Fuel bills are rising, what can you do?

By | January 28, 2013

Now that much of the country has been covered in a blanket of snow and temperatures have dropped below zero, most of us will be keen to turn the thermostat up on heating systems. But with the cost of energy being as high as it is, thousands of households will find that having a little warmth can have seriously detrimental effects on the state of their finances. According to MoneySupermarket, 40 per cent of annual energy use occurs during the winter months so it’s far from surprising that people are often hit with more expensive bills than they expected.

Indeed, the price comparison website believes that the average family will receive a quarterly bill of around £530 in the next few weeks; this kind of unexpected outgoing can easily lead to the need for a  debt management solution. Clare Francis, consumer finance expert at MoneySupermarket.com said: “A huge energy bill will come as an unwelcome shock. A spate of price rises which mostly came into effect before the Christmas period saw the cost of energy increase by an average of 7.6 per cent, leaving many people worrying about the crippling costs they could face in the coming months.” The research was backed up by a study conducted by over-50s group Saga, who found that energy bills have doubled since 2005. Its survey of 8,500 people also found that 58 per cent of people are worried that they will not be able to afford their next bill, while 35 per cent said they were already struggling.

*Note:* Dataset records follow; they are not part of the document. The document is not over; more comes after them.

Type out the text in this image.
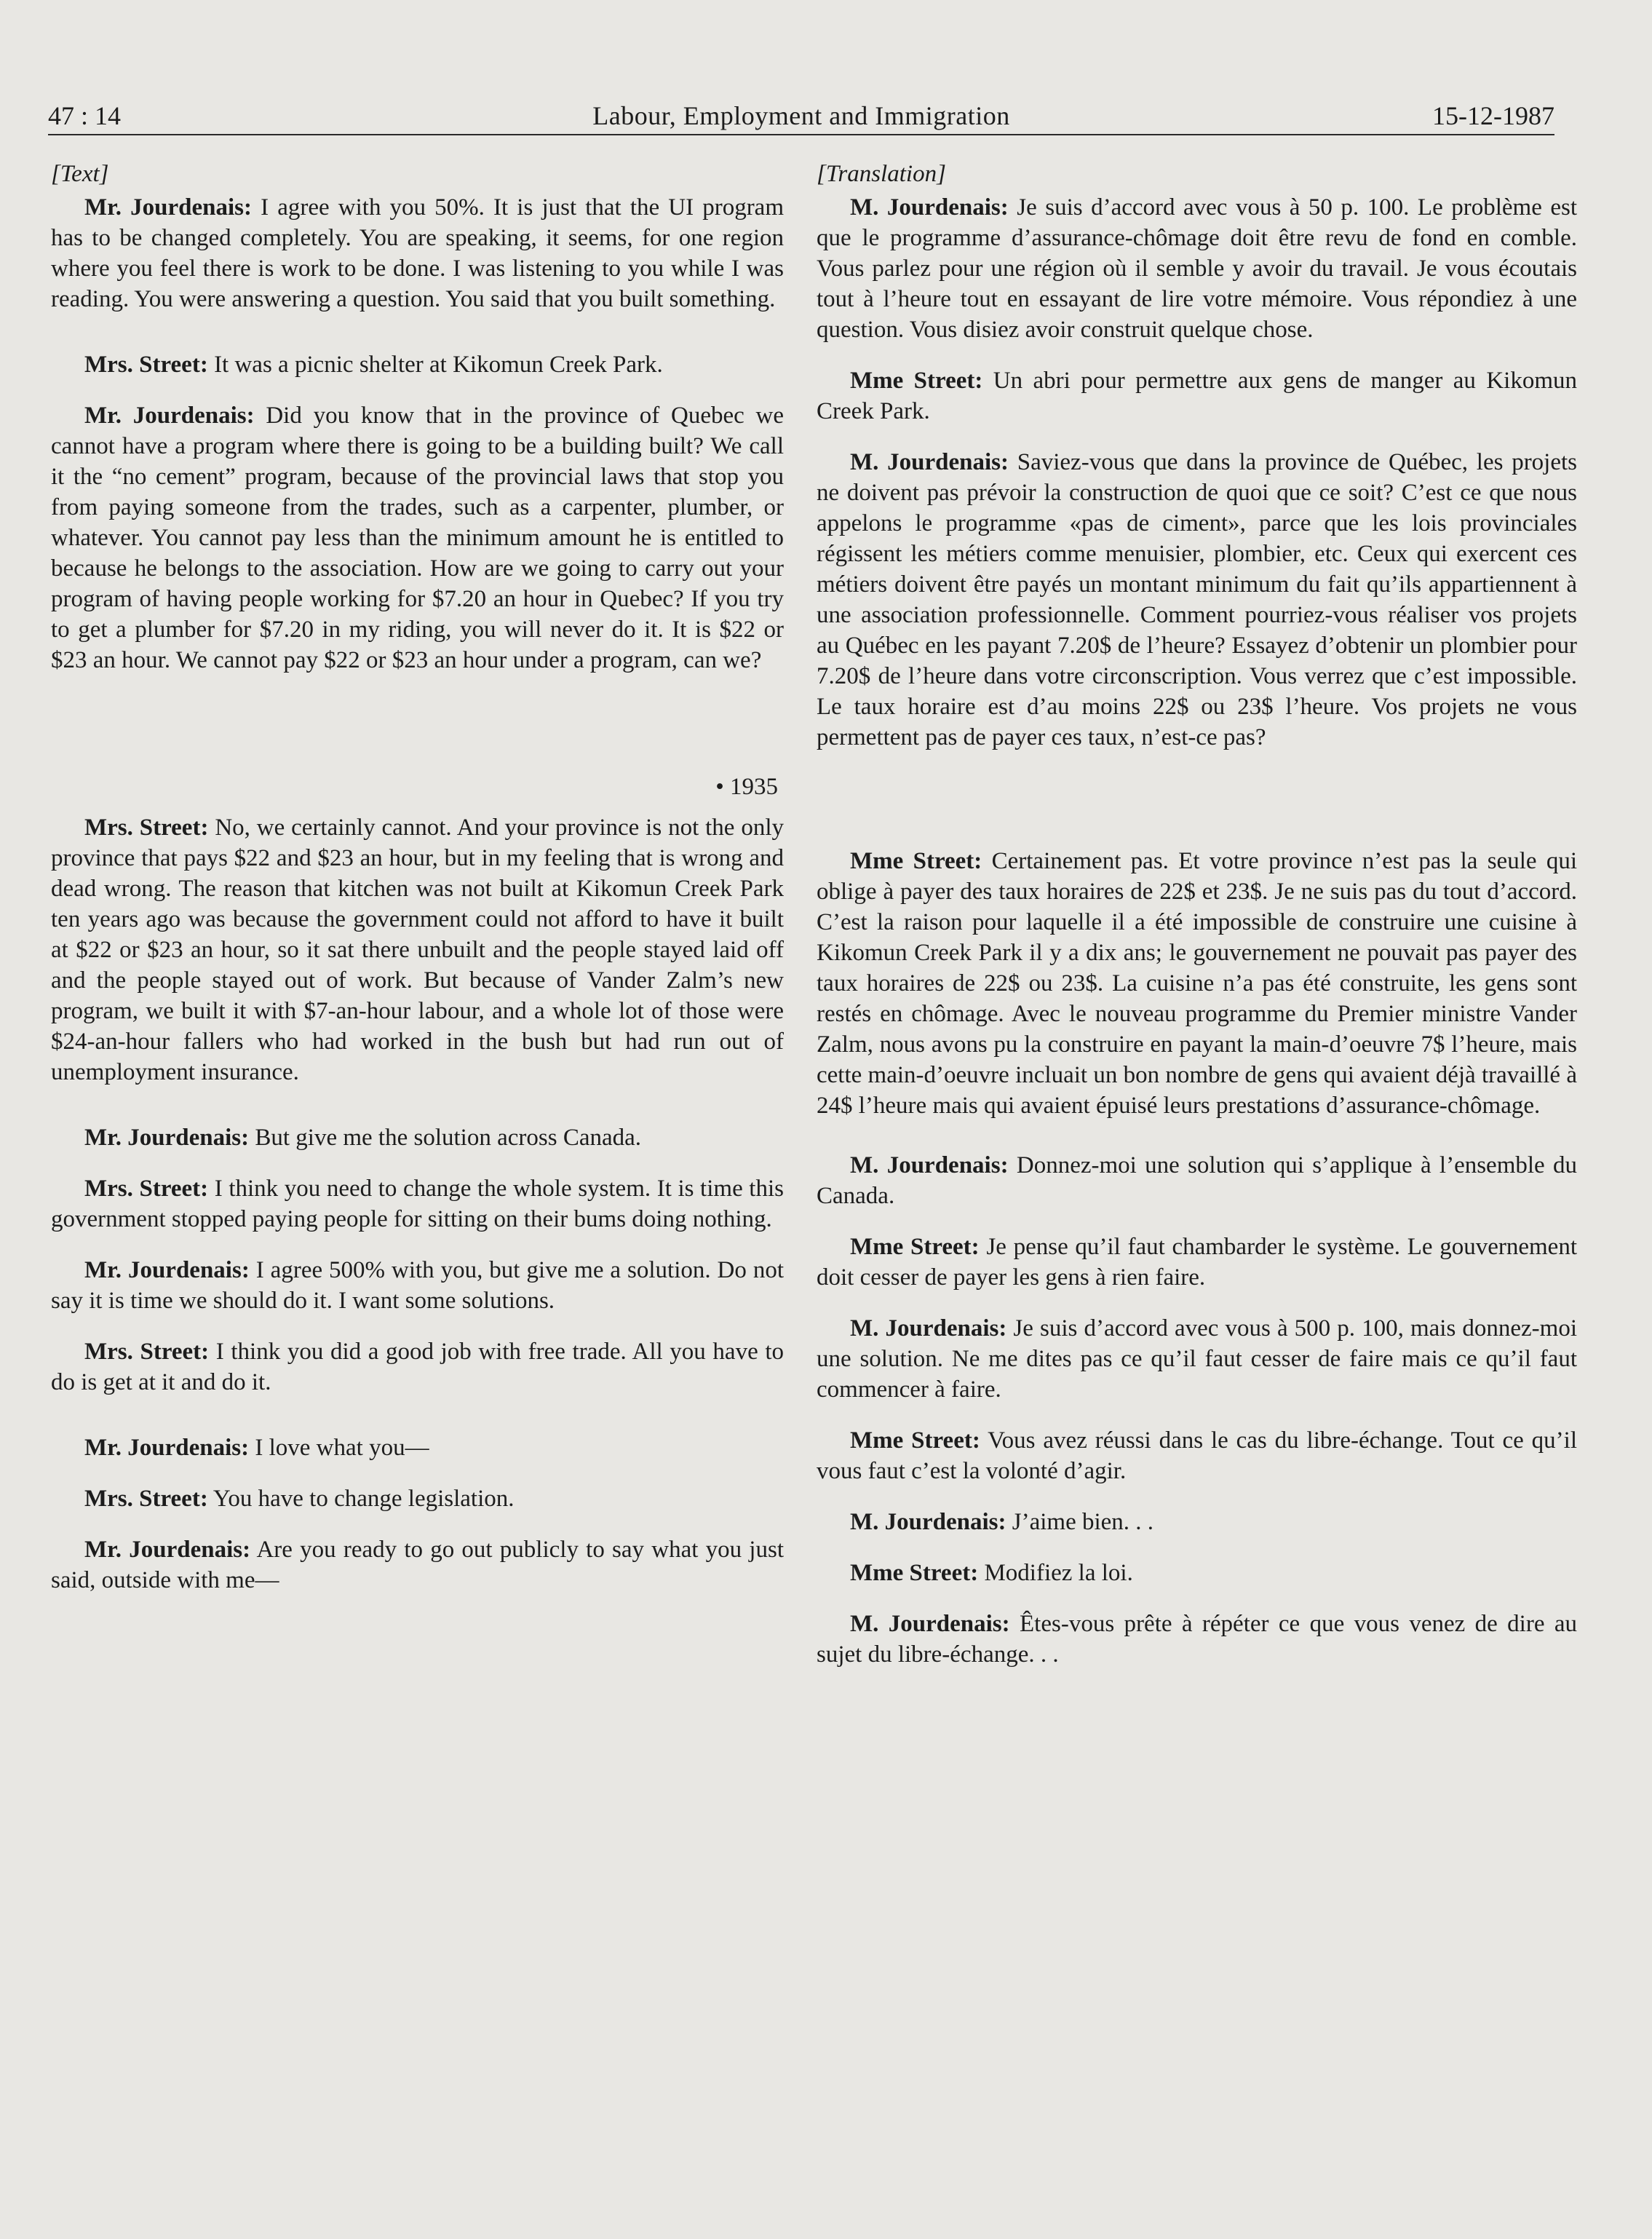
47 : 14	Labour, Employment and Immigration	15-12-1987
[Text]

Mr. Jourdenais: I agree with you 50%. It is just that the UI program has to be changed completely. You are speaking, it seems, for one region where you feel there is work to be done. I was listening to you while I was reading. You were answering a question. You said that you built something.

Mrs. Street: It was a picnic shelter at Kikomun Creek Park.

Mr. Jourdenais: Did you know that in the province of Quebec we cannot have a program where there is going to be a building built? We call it the “no cement” program, because of the provincial laws that stop you from paying someone from the trades, such as a carpenter, plumber, or whatever. You cannot pay less than the minimum amount he is entitled to because he belongs to the association. How are we going to carry out your program of having people working for $7.20 an hour in Quebec? If you try to get a plumber for $7.20 in my riding, you will never do it. It is $22 or $23 an hour. We cannot pay $22 or $23 an hour under a program, can we?

• 1935

Mrs. Street: No, we certainly cannot. And your province is not the only province that pays $22 and $23 an hour, but in my feeling that is wrong and dead wrong. The reason that kitchen was not built at Kikomun Creek Park ten years ago was because the government could not afford to have it built at $22 or $23 an hour, so it sat there unbuilt and the people stayed laid off and the people stayed out of work. But because of Vander Zalm’s new program, we built it with $7-an-hour labour, and a whole lot of those were $24-an-hour fallers who had worked in the bush but had run out of unemployment insurance.

Mr. Jourdenais: But give me the solution across Canada.

Mrs. Street: I think you need to change the whole system. It is time this government stopped paying people for sitting on their bums doing nothing.

Mr. Jourdenais: I agree 500% with you, but give me a solution. Do not say it is time we should do it. I want some solutions.

Mrs. Street: I think you did a good job with free trade. All you have to do is get at it and do it.

Mr. Jourdenais: I love what you—

Mrs. Street: You have to change legislation.

Mr. Jourdenais: Are you ready to go out publicly to say what you just said, outside with me—

[Translation]

M. Jourdenais: Je suis d’accord avec vous à 50 p. 100. Le problème est que le programme d’assurance-chômage doit être revu de fond en comble. Vous parlez pour une région où il semble y avoir du travail. Je vous écoutais tout à l’heure tout en essayant de lire votre mémoire. Vous répondiez à une question. Vous disiez avoir construit quelque chose.

Mme Street: Un abri pour permettre aux gens de manger au Kikomun Creek Park.

M. Jourdenais: Saviez-vous que dans la province de Québec, les projets ne doivent pas prévoir la construction de quoi que ce soit? C’est ce que nous appelons le programme «pas de ciment», parce que les lois provinciales régissent les métiers comme menuisier, plombier, etc. Ceux qui exercent ces métiers doivent être payés un montant minimum du fait qu’ils appartiennent à une association professionnelle. Comment pourriez-vous réaliser vos projets au Québec en les payant 7.20$ de l’heure? Essayez d’obtenir un plombier pour 7.20$ de l’heure dans votre circonscription. Vous verrez que c’est impossible. Le taux horaire est d’au moins 22$ ou 23$ l’heure. Vos projets ne vous permettent pas de payer ces taux, n’est-ce pas?

Mme Street: Certainement pas. Et votre province n’est pas la seule qui oblige à payer des taux horaires de 22$ et 23$. Je ne suis pas du tout d’accord. C’est la raison pour laquelle il a été impossible de construire une cuisine à Kikomun Creek Park il y a dix ans; le gouvernement ne pouvait pas payer des taux horaires de 22$ ou 23$. La cuisine n’a pas été construite, les gens sont restés en chômage. Avec le nouveau programme du Premier ministre Vander Zalm, nous avons pu la construire en payant la main-d’oeuvre 7$ l’heure, mais cette main-d’oeuvre incluait un bon nombre de gens qui avaient déjà travaillé à 24$ l’heure mais qui avaient épuisé leurs prestations d’assurance-chômage.

M. Jourdenais: Donnez-moi une solution qui s’applique à l’ensemble du Canada.

Mme Street: Je pense qu’il faut chambarder le système. Le gouvernement doit cesser de payer les gens à rien faire.

M. Jourdenais: Je suis d’accord avec vous à 500 p. 100, mais donnez-moi une solution. Ne me dites pas ce qu’il faut cesser de faire mais ce qu’il faut commencer à faire.

Mme Street: Vous avez réussi dans le cas du libre-échange. Tout ce qu’il vous faut c’est la volonté d’agir.

M. Jourdenais: J’aime bien. . .

Mme Street: Modifiez la loi.

M. Jourdenais: Êtes-vous prête à répéter ce que vous venez de dire au sujet du libre-échange. . .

But what can you do to ensure that your energy bills don’t leave you with a serious financial problem?

One option is to fit insulation in your loft or other draughty spaces. The National Insulation Association (NIA) says that more than 60 per cent of a home’s heat escapes through un-insulated walls and roofs, meaning that as much as £310 a year in energy could be going to waste. EnergyZone.net recommends fitting loft and cavity wall insulation which is at least 270mm in depth. Fitting insulation will cost several hundreds of pounds but the investment can usually begin paying for itself within two years.

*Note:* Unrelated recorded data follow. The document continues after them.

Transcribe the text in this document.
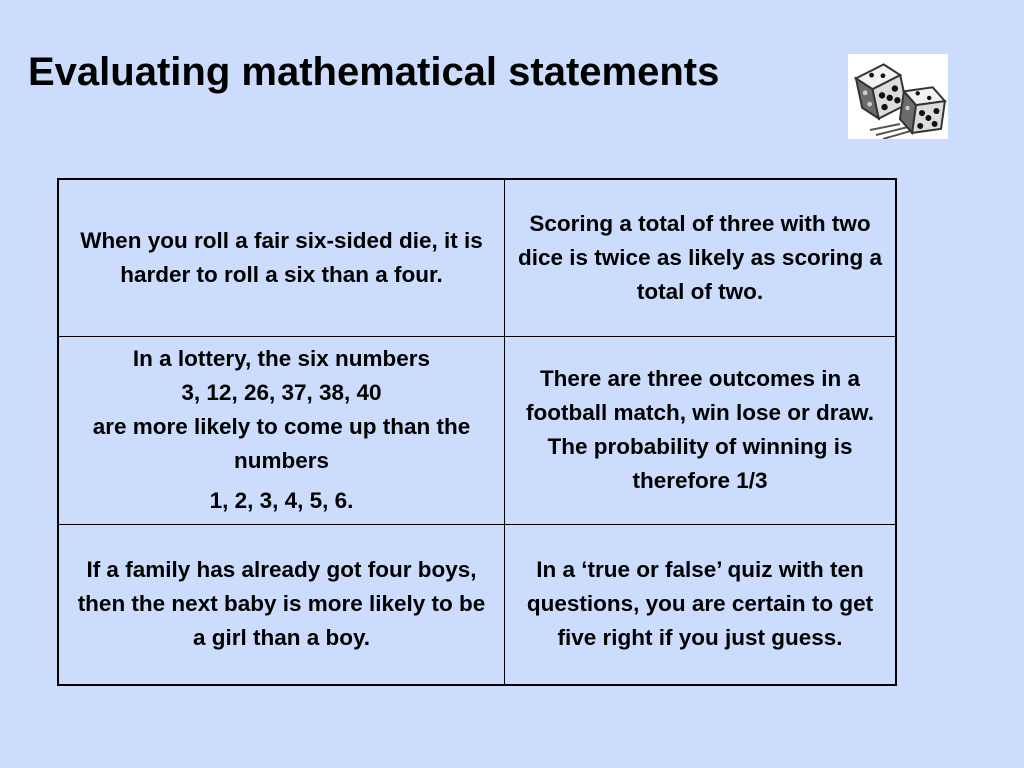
Evaluating mathematical statements
When you roll a fair six-sided die, it is harder to roll a six than a four.	Scoring a total of three with two dice is twice as likely as scoring a total of two.

In a lottery, the six numbers
3, 12, 26, 37, 38, 40
are more likely to come up than the numbers
1, 2, 3, 4, 5, 6.	There are three outcomes in a football match, win lose or draw. The probability of winning is therefore 1/3
If a family has already got four boys, then the next baby is more likely to be a girl than a boy.	In a ‘true or false’ quiz with ten questions, you are certain to get five right if you just guess.
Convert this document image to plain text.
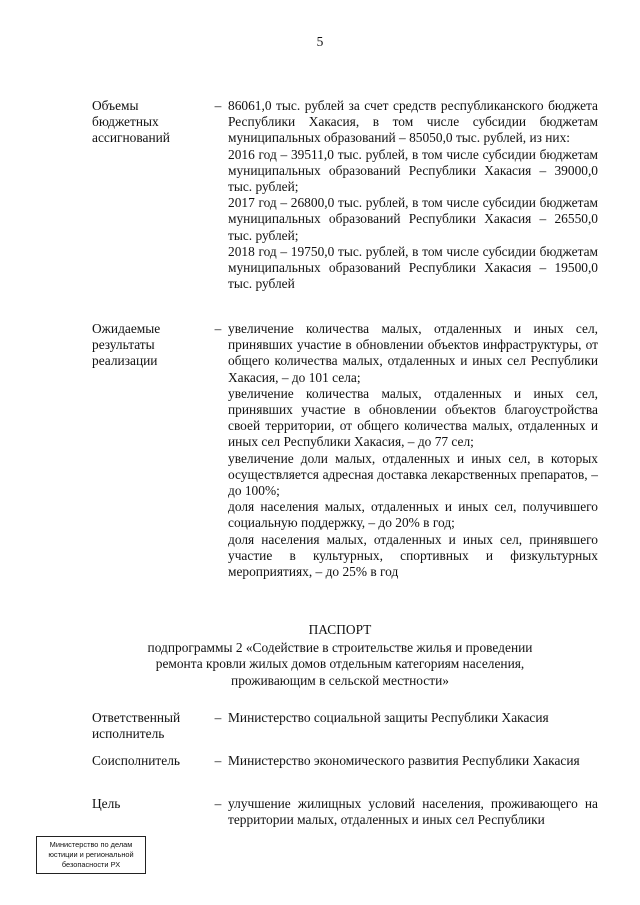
5
Объемы бюджетных ассигнований
– 86061,0 тыс. рублей за счет средств республиканского бюджета Республики Хакасия, в том числе субсидии бюджетам муниципальных образований – 85050,0 тыс. рублей, из них:

2016 год – 39511,0 тыс. рублей, в том числе субсидии бюджетам муниципальных образований Республики Хакасия – 39000,0 тыс. рублей;

2017 год – 26800,0 тыс. рублей, в том числе субсидии бюджетам муниципальных образований Республики Хакасия – 26550,0 тыс. рублей;

2018 год – 19750,0 тыс. рублей, в том числе субсидии бюджетам муниципальных образований Республики Хакасия – 19500,0 тыс. рублей

Ожидаемые результаты реализации
– увеличение количества малых, отдаленных и иных сел, принявших участие в обновлении объектов инфраструктуры, от общего количества малых, отдаленных и иных сел Республики Хакасия, – до 101 села;

увеличение количества малых, отдаленных и иных сел, принявших участие в обновлении объектов благоустройства своей территории, от общего количества малых, отдаленных и иных сел Республики Хакасия, – до 77 сел;

увеличение доли малых, отдаленных и иных сел, в которых осуществляется адресная доставка лекарственных препаратов, – до 100%;

доля населения малых, отдаленных и иных сел, получившего социальную поддержку, – до 20% в год;

доля населения малых, отдаленных и иных сел, принявшего участие в культурных, спортивных и физкультурных мероприятиях, – до 25% в год

ПАСПОРТ

подпрограммы 2 «Содействие в строительстве жилья и проведении

ремонта кровли жилых домов отдельным категориям населения,

проживающим в сельской местности»

Ответственный исполнитель
– Министерство социальной защиты Республики Хакасия

Соисполнитель	– Министерство экономического развития Республики Хакасия

Цель	– улучшение жилищных условий населения, проживающего на территории малых, отдаленных и иных сел Республики

Министерство по делам
юстиции и региональной
безопасности РХ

You should also look to stop heat escaping from your windows and doors. Double glazing will significantly improve the temperature of a room and can save you around £60 a year in energy costs. Using thick curtains and keeping them closed in the evenings is also an effective way of stopping heat escaping. Another good way of cutting down costs is using by using appliances more effectively. EnergyZone suggests washing clothing at lower temperatures as this will work as well as normal heat setting but use less power. It is also advisable to only wash when you have a full load to put in. Washing one t-shirt may mean you have something quickly to look your best in, but it is a massive waste of electricity.

One small way of saving money is by using energy saving light bulbs. On average these will save you around £9 a year in electricity, but they also last around 12 times longer than normal bulbs so can help you cut down on the amount you spend stocking up in supermarkets and electrical shops. Lastly, you should consider switching your energy supplier. MoneySupermarket recently stated that on average families can save £220 a year by moving tariffs. Ms Frances advised: “Ideally customers who have fixed deals expiring should look to begin the switching process about six weeks before the termination date of the deal to avoid paying more than they need for their gas or electricity. However, it’s not too late to switch now, even if your deal has already expired.” However, unlike with things like car and home insurance people are often put off switching because they struggle to work out which is the lowest priced supplier and view the process of changing as a hassle.